La identificación de Stendhal con Sorel es también tácita al vincularlo amorosamente con una Matilde, como lo estuviera el escritor mismo con una mujer del mismo nombre. Stendhal nos da a un héroe que camina en la ascensión, aunque en la penumbra de sí mismo, pero con una lucidez extraordinaria, aunque fuera por momentos. Un hombre que al final cede a la total entrega de su pasión, que se sobrepone a una maquiavélica avaricia, sin duda negra, pero que define igualmente su destino.

Julián se acerca también una y otra vez a Goethe en la figura de un Fausto sobrio, correcto y lúcido que se desdobla en las malignidades de un Mefistófeles que a final de cuentas dicta los despeñaderos del protagonista.**

Sin embargo, Stendhal bien que tuvo sus inspiraciones reales para darnos a un protagonista instalado en el realismo literario, al retomar en diciembre de 1828, de La Gaceta de los tribunales, la historia de Antoine Berthet, un joven hijo de un artesano que sigue claramente los mismos pasos que siguiera Julián Sorel, algo parecido a lo que hizo Flaubert con una Madame Bovary que sí existió, aunque con otro nombre, por supuesto.

Pero en Rojo y Negro, aun cuando Julián Sorel coincide con muchos personajes incluso grotescos, tenemos una historia que aunque nos da los matices oscuros del retrato histórico acucioso de una sociedad, también nos da los tonos rojizos del hombre, la mujer y sus pasiones, sus profundas hondonadas signadas por el corazón, la entrega que, aunque fugaz, tiene la suficiente fuerza como para dar sentido a las pulsiones de lo humano, de la vida.

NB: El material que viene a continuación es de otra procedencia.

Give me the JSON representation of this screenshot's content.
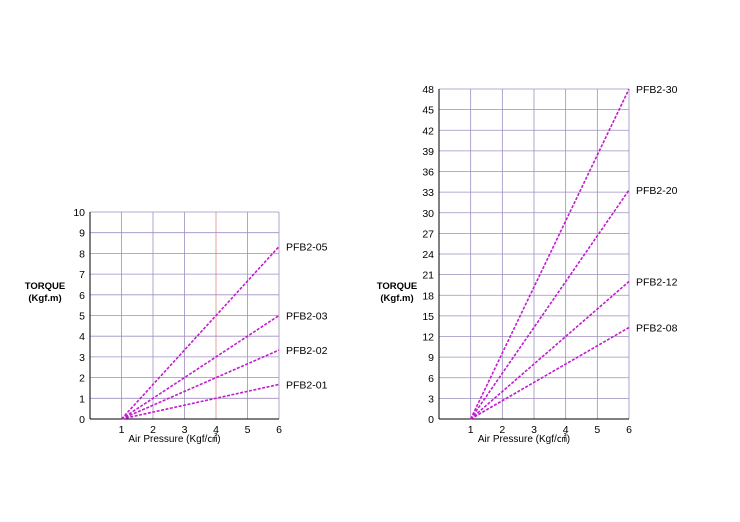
{
  "colors": {
    "grid": "#9f8fc0",
    "grid_accent": "#e08a8a",
    "series": "#c21ccf",
    "axis": "#000000"
  },
  "chart_data": [
    {
      "type": "line",
      "title": "",
      "xlabel": "Air Pressure (Kgf/㎠)",
      "ylabel_lines": [
        "TORQUE",
        "(Kgf.m)"
      ],
      "xlim": [
        0,
        6
      ],
      "ylim": [
        0,
        10
      ],
      "xticks": [
        "0",
        "1",
        "2",
        "3",
        "4",
        "5",
        "6"
      ],
      "yticks": [
        "0",
        "1",
        "2",
        "3",
        "4",
        "5",
        "6",
        "7",
        "8",
        "9",
        "10"
      ],
      "grid": true,
      "series": [
        {
          "name": "PFB2-05",
          "x": [
            1,
            6
          ],
          "y": [
            0,
            8.33
          ]
        },
        {
          "name": "PFB2-03",
          "x": [
            1,
            6
          ],
          "y": [
            0,
            5
          ]
        },
        {
          "name": "PFB2-02",
          "x": [
            1,
            6
          ],
          "y": [
            0,
            3.33
          ]
        },
        {
          "name": "PFB2-01",
          "x": [
            1,
            6
          ],
          "y": [
            0,
            1.67
          ]
        }
      ]
    },
    {
      "type": "line",
      "title": "",
      "xlabel": "Air Pressure (Kgf/㎠)",
      "ylabel_lines": [
        "TORQUE",
        "(Kgf.m)"
      ],
      "xlim": [
        0,
        6
      ],
      "ylim": [
        0,
        48
      ],
      "xticks": [
        "0",
        "1",
        "2",
        "3",
        "4",
        "5",
        "6"
      ],
      "yticks": [
        "0",
        "3",
        "6",
        "9",
        "12",
        "15",
        "18",
        "21",
        "24",
        "27",
        "30",
        "33",
        "36",
        "39",
        "42",
        "45",
        "48"
      ],
      "grid": true,
      "series": [
        {
          "name": "PFB2-30",
          "x": [
            1,
            6
          ],
          "y": [
            0,
            48
          ]
        },
        {
          "name": "PFB2-20",
          "x": [
            1,
            6
          ],
          "y": [
            0,
            33.3
          ]
        },
        {
          "name": "PFB2-12",
          "x": [
            1,
            6
          ],
          "y": [
            0,
            20
          ]
        },
        {
          "name": "PFB2-08",
          "x": [
            1,
            6
          ],
          "y": [
            0,
            13.3
          ]
        }
      ]
    }
  ]
}
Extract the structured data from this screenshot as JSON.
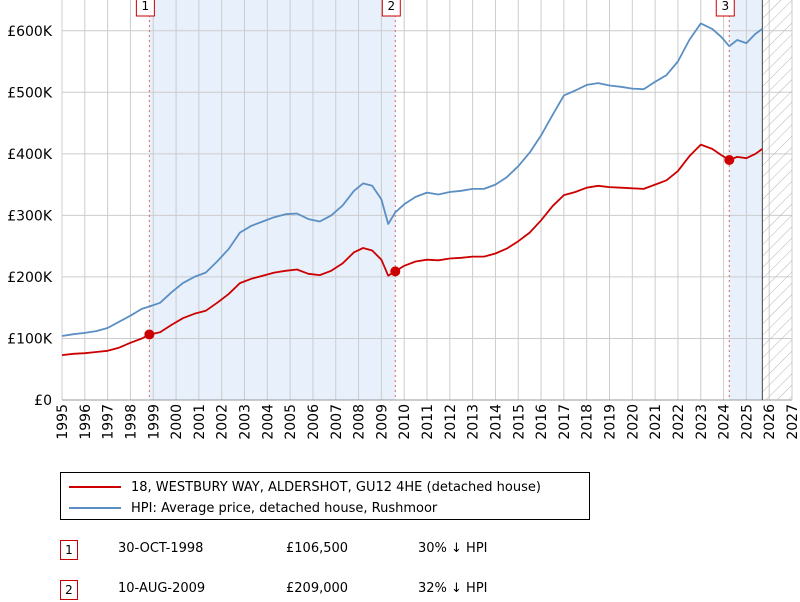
{
  "chart_data": {
    "type": "line",
    "x_range": [
      1995,
      2027
    ],
    "y_range": [
      0,
      650000
    ],
    "y_ticks": [
      {
        "value": 0,
        "label": "£0"
      },
      {
        "value": 100000,
        "label": "£100K"
      },
      {
        "value": 200000,
        "label": "£200K"
      },
      {
        "value": 300000,
        "label": "£300K"
      },
      {
        "value": 400000,
        "label": "£400K"
      },
      {
        "value": 500000,
        "label": "£500K"
      },
      {
        "value": 600000,
        "label": "£600K"
      }
    ],
    "x_ticks": [
      1995,
      1996,
      1997,
      1998,
      1999,
      2000,
      2001,
      2002,
      2003,
      2004,
      2005,
      2006,
      2007,
      2008,
      2009,
      2010,
      2011,
      2012,
      2013,
      2014,
      2015,
      2016,
      2017,
      2018,
      2019,
      2020,
      2021,
      2022,
      2023,
      2024,
      2025,
      2026,
      2027
    ],
    "forecast_start": 2025.7,
    "shaded_periods": [
      [
        1998.83,
        2009.61
      ],
      [
        2024.25,
        2025.7
      ]
    ],
    "series": [
      {
        "name": "18, WESTBURY WAY, ALDERSHOT, GU12 4HE (detached house)",
        "color": "#cc0000",
        "points": [
          [
            1995.0,
            73000
          ],
          [
            1995.5,
            75000
          ],
          [
            1996.0,
            76000
          ],
          [
            1996.5,
            78000
          ],
          [
            1997.0,
            80000
          ],
          [
            1997.5,
            85000
          ],
          [
            1998.0,
            93000
          ],
          [
            1998.5,
            100000
          ],
          [
            1998.83,
            106500
          ],
          [
            1999.3,
            110000
          ],
          [
            1999.8,
            122000
          ],
          [
            2000.3,
            133000
          ],
          [
            2000.8,
            140000
          ],
          [
            2001.3,
            145000
          ],
          [
            2001.8,
            158000
          ],
          [
            2002.3,
            172000
          ],
          [
            2002.8,
            190000
          ],
          [
            2003.3,
            197000
          ],
          [
            2003.8,
            202000
          ],
          [
            2004.3,
            207000
          ],
          [
            2004.8,
            210000
          ],
          [
            2005.3,
            212000
          ],
          [
            2005.8,
            205000
          ],
          [
            2006.3,
            203000
          ],
          [
            2006.8,
            210000
          ],
          [
            2007.3,
            222000
          ],
          [
            2007.8,
            240000
          ],
          [
            2008.2,
            247000
          ],
          [
            2008.6,
            243000
          ],
          [
            2009.0,
            228000
          ],
          [
            2009.3,
            202000
          ],
          [
            2009.61,
            209000
          ],
          [
            2010.0,
            218000
          ],
          [
            2010.5,
            225000
          ],
          [
            2011.0,
            228000
          ],
          [
            2011.5,
            227000
          ],
          [
            2012.0,
            230000
          ],
          [
            2012.5,
            231000
          ],
          [
            2013.0,
            233000
          ],
          [
            2013.5,
            233000
          ],
          [
            2014.0,
            238000
          ],
          [
            2014.5,
            246000
          ],
          [
            2015.0,
            258000
          ],
          [
            2015.5,
            272000
          ],
          [
            2016.0,
            292000
          ],
          [
            2016.5,
            315000
          ],
          [
            2017.0,
            333000
          ],
          [
            2017.5,
            338000
          ],
          [
            2018.0,
            345000
          ],
          [
            2018.5,
            348000
          ],
          [
            2019.0,
            346000
          ],
          [
            2019.5,
            345000
          ],
          [
            2020.0,
            344000
          ],
          [
            2020.5,
            343000
          ],
          [
            2021.0,
            350000
          ],
          [
            2021.5,
            357000
          ],
          [
            2022.0,
            372000
          ],
          [
            2022.5,
            396000
          ],
          [
            2023.0,
            415000
          ],
          [
            2023.5,
            408000
          ],
          [
            2023.9,
            398000
          ],
          [
            2024.25,
            390000
          ],
          [
            2024.6,
            395000
          ],
          [
            2025.0,
            393000
          ],
          [
            2025.4,
            400000
          ],
          [
            2025.7,
            408000
          ]
        ]
      },
      {
        "name": "HPI: Average price, detached house, Rushmoor",
        "color": "#5b8fc4",
        "points": [
          [
            1995.0,
            104000
          ],
          [
            1995.5,
            107000
          ],
          [
            1996.0,
            109000
          ],
          [
            1996.5,
            112000
          ],
          [
            1997.0,
            117000
          ],
          [
            1997.5,
            127000
          ],
          [
            1998.0,
            137000
          ],
          [
            1998.5,
            148000
          ],
          [
            1998.83,
            152000
          ],
          [
            1999.3,
            158000
          ],
          [
            1999.8,
            175000
          ],
          [
            2000.3,
            190000
          ],
          [
            2000.8,
            200000
          ],
          [
            2001.3,
            207000
          ],
          [
            2001.8,
            225000
          ],
          [
            2002.3,
            245000
          ],
          [
            2002.8,
            272000
          ],
          [
            2003.3,
            283000
          ],
          [
            2003.8,
            290000
          ],
          [
            2004.3,
            297000
          ],
          [
            2004.8,
            302000
          ],
          [
            2005.3,
            303000
          ],
          [
            2005.8,
            294000
          ],
          [
            2006.3,
            290000
          ],
          [
            2006.8,
            300000
          ],
          [
            2007.3,
            316000
          ],
          [
            2007.8,
            340000
          ],
          [
            2008.2,
            352000
          ],
          [
            2008.6,
            348000
          ],
          [
            2009.0,
            326000
          ],
          [
            2009.3,
            286000
          ],
          [
            2009.61,
            305000
          ],
          [
            2010.0,
            318000
          ],
          [
            2010.5,
            330000
          ],
          [
            2011.0,
            337000
          ],
          [
            2011.5,
            334000
          ],
          [
            2012.0,
            338000
          ],
          [
            2012.5,
            340000
          ],
          [
            2013.0,
            343000
          ],
          [
            2013.5,
            343000
          ],
          [
            2014.0,
            350000
          ],
          [
            2014.5,
            362000
          ],
          [
            2015.0,
            380000
          ],
          [
            2015.5,
            402000
          ],
          [
            2016.0,
            430000
          ],
          [
            2016.5,
            463000
          ],
          [
            2017.0,
            495000
          ],
          [
            2017.5,
            503000
          ],
          [
            2018.0,
            512000
          ],
          [
            2018.5,
            515000
          ],
          [
            2019.0,
            511000
          ],
          [
            2019.5,
            509000
          ],
          [
            2020.0,
            506000
          ],
          [
            2020.5,
            505000
          ],
          [
            2021.0,
            517000
          ],
          [
            2021.5,
            528000
          ],
          [
            2022.0,
            550000
          ],
          [
            2022.5,
            585000
          ],
          [
            2023.0,
            612000
          ],
          [
            2023.5,
            603000
          ],
          [
            2023.9,
            590000
          ],
          [
            2024.25,
            575000
          ],
          [
            2024.6,
            585000
          ],
          [
            2025.0,
            580000
          ],
          [
            2025.4,
            595000
          ],
          [
            2025.7,
            603000
          ]
        ]
      }
    ],
    "markers": [
      {
        "label": "1",
        "x": 1998.83,
        "y": 106500
      },
      {
        "label": "2",
        "x": 2009.61,
        "y": 209000
      },
      {
        "label": "3",
        "x": 2024.25,
        "y": 390000
      }
    ]
  },
  "legend": {
    "property_label": "18, WESTBURY WAY, ALDERSHOT, GU12 4HE (detached house)",
    "hpi_label": "HPI: Average price, detached house, Rushmoor"
  },
  "sales": [
    {
      "num": "1",
      "date": "30-OCT-1998",
      "price": "£106,500",
      "hpi": "30% ↓ HPI"
    },
    {
      "num": "2",
      "date": "10-AUG-2009",
      "price": "£209,000",
      "hpi": "32% ↓ HPI"
    }
  ]
}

Profundamente intelectual y brillante como su contraparte, adversaria y amante, Matilde de la Mole, Julián perece finalmente, en toda la extensión de la palabra, inundado en el rojo del amor desmedido hacia la señora de Rénal. El protagonista alcanza, luego de un viaje mítico signado por oráculos y predestinaciones —simbolizados por el gavilán, las escaleras, la cueva en las alturas— las altas esferas de la sociedad y el dinero, para luego despeñarse hasta el fondo, donde pierde todo, incluso la vida.

En esa caída, sin embargo, Julián Sorel encuentra al mismo tiempo todo el amor —en los brazos de la señora Rénal— y la libertad —paradójicamente en la prisión, lejos de una sociedad opresiva— en medio de una locura desenfrenada de delirios que trasciende el hielo negro de la mesura y la mentira, para fluir con sutileza en un río de sangre, ni qué decirlo, apasionadamente roja.


* Stendhal, Rojo y Negro, Cátedra, 2009, 623 pp.
** Hay que señalar que fue Goethe uno de los pocos en juzgar positivamente Rojo y Negro, que en su época fue, más que denostada, abiertamente ignorada.